Para isso, o governo decidiu se valer dos efeitos positivos de outro projeto, o substitutivo à Lei nº 7.492, de crimes contra o sistema financeiro, do senador Randolfe Rodrigues.
A proposta vem endurecer as penas nos crimes de evasão de divisas. Mas cria uma oportunidade: oferece uma anistia para quem tiver dinheiro no exterior não declarado à Receita Federal, desde que feita a regularização.
Claro que isso não sairia de graça. O texto prevê a cobrança de 17,5% de tributos e 17,5% de multa. É menos dinheiro do que teria sido cobrado de impostos originalmente, mas é mais do que nada. Muito mais. A estimativa é que os ativos não declarados de brasileiros no exterior cheguem a R$ 400 bilhões.
Do volume recuperado, a metade correspondente aos tributos ficaria com a União. A outra metade, equivalente à multa, seria utilizada para compor um fundo, justamente para compensar a perda dos estados pela redução das alíquotas de ICMS.
A criação desses fundos já foi formalizada por uma Medida Provisória (MP 683), assinada pela presidente Dilma Rousseff no dia 14 deste mês.
A medida segue na mesma direção de outras propostas. Os secretários de Fazenda de todos os estados já chegaram a um acordo (Convênio 70 do Confaz) que estabelece um caminho para a convergência das alíquotas interestaduais de ICMS.
Da mesma forma, o Senado Federal já aprovou um projeto (PLS 130) que trata da convalidação de incentivos fiscais.
Sucesso depende da adesão do mercado
Na opinião dos especialistas ouvidos pelo Jornal GGN, a mudança na regra do ICMS é positiva porque acaba com as distorções no tributo e põe fim à guerra fiscal.
No entanto, é preciso verificar se o fundo de compensação dos estados vai contar com recursos suficientes para o curto prazo. Os números apresentados pelo governo são apenas estimativas. Para se concretizarem, é necessário que a regularização do dinheiro não declarado se confirme.
Pela proposta, o tributo cobrado agora é menor do que teria sido originalmente. De acordo com Paulo Enrique Mosquera Lopez, da Nelm Advogados, se esse valor evadido tivesse sido declarado pelas pessoas jurídicas envolvidas, teria sido taxado de Imposto de Renda, CSLL, PIS, COFINS, ICMS, além das tarifas de câmbio para mandar para o exterior.

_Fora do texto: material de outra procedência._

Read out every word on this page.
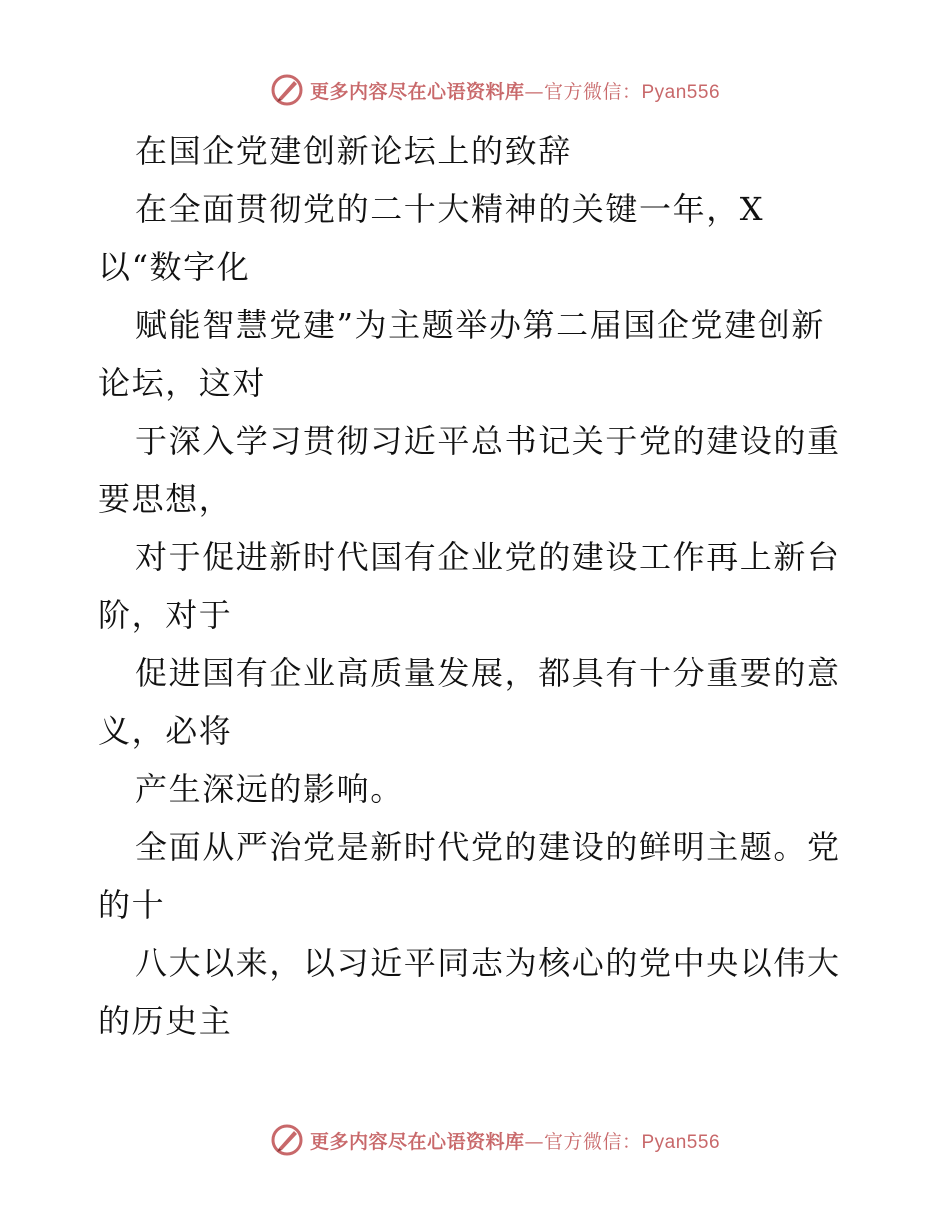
更多内容尽在心语资料库—官方微信：Pyan556
在国企党建创新论坛上的致辞
在全面贯彻党的二十大精神的关键一年，X
以“数字化
赋能智慧党建”为主题举办第二届国企党建创新
论坛，这对
于深入学习贯彻习近平总书记关于党的建设的重
要思想，
对于促进新时代国有企业党的建设工作再上新台
阶，对于
促进国有企业高质量发展，都具有十分重要的意
义，必将
产生深远的影响。
全面从严治党是新时代党的建设的鲜明主题。党
的十
八大以来，以习近平同志为核心的党中央以伟大
的历史主
更多内容尽在心语资料库—官方微信：Pyan556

“Todo esse mecanismo até chegar lá fora é muito mais caro do que os 35% que o governo está cobrando agora. Mas é o mercado que vai fazer essa conta, não é o governo. Se você já conseguiu que seu dinheiro esteja lá fora, por que você vai colocar ele pra dentro de novo, vai se colocar sob escrutínio da Receita, ficar sujeito a um cadastro?”, questionou. “O mercado vai entender muito rápido se vale a pena ou não. Mas a parte jurídica, da consequência jurídica, tributária, penal, deve ser um pouco mais demorada”.